The showcase began with an entertaining work titled ‘Break It Down.’ The piece, directed by UCI graduate student Marc Sicignano, focused on a single break dancer mixing break dancing tricks while using a non-moving camera and a spotlight with different lighting schemes.
The choreography complemented the music and the dancer’s agility well. The use of props, including a chair and a piano, nicely balanced the flatness of the stationary camera. The cuts were well-edited in the style of a music video, and the transitions from one color scheme to another weren’t too jarring.
The second work, ‘Untitled (A Pole Study),’ by UCI graduate student Lauren Thompson, was memorable and a good match for a college audience. Set to bluesy music, the film opens with a shot of a silver pole in the middle of a room. The film tells the story of a woman who wakes up on a Sunday morning to find that her husband has not yet returned. Deciding to leave him, the woman sets up a video camera to film herself dancing on the pole and leaves the tape as a goodbye memento.

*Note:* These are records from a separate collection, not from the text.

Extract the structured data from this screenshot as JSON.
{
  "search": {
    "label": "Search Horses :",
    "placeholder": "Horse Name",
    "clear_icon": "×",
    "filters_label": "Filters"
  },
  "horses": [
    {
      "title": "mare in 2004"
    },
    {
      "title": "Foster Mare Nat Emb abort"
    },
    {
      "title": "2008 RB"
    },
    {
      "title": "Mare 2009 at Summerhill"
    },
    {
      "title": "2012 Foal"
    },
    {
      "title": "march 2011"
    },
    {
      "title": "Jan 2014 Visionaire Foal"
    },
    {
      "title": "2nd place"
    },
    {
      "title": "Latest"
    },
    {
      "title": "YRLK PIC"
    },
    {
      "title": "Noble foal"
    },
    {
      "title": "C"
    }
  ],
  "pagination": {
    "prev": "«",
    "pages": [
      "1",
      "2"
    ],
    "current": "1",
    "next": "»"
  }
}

The choreography of the piece is well-crafted to show the melancholy of the woman and the loneliness she feels. It was one of the most effective pieces in the showcase at capturing emotion, especially with regards to the agony involved every time the woman makes a contraction. Thompson also displays warm colors in the frames and places a vibrant red curtain in the background to emphasize the sensuality of the film.
‘One Simple Phrase,’ directed by graduate student Li-Ann Lim, is similar to ‘Break It Down’ in that both directors experiment with more than one form of media. Lim brings dance to outside spaces in this work. By looping 10 seconds of choreography, she shows a progression from the opening frames, which are focused on the face and the top half of the dancer’s body, to a wider shot of the dancer. The use of different elements is intended to show the contrast between the noises in the city and the quiet in the country, but instead it just creates confusion.
The last student film in the showcase was ‘Yeah! We Were Bored!’ The film was made by Cota/Thompson and was a crowd favorite. The short opens with Usher’s song ‘Yeah,’ which creates a relaxed atmosphere. Originally filmed in Iraq by a Marine who had dance experience, the director transformed his own experience of being stationed in Iraq to film.
There were humorous scenes of Marines dancing around in their underwear and teaching one another how to dance. The short had a down-to-earth quality that was similar to Sicignano’s piece.
Overall, the dance films were not as enticing as I had thought they would be. The two-dimensional view of dance lacked some of the connectivity of live dance performances, but it was enjoyable and stimulating nonetheless to see a wide genre of video and the directors’ experimentation with media.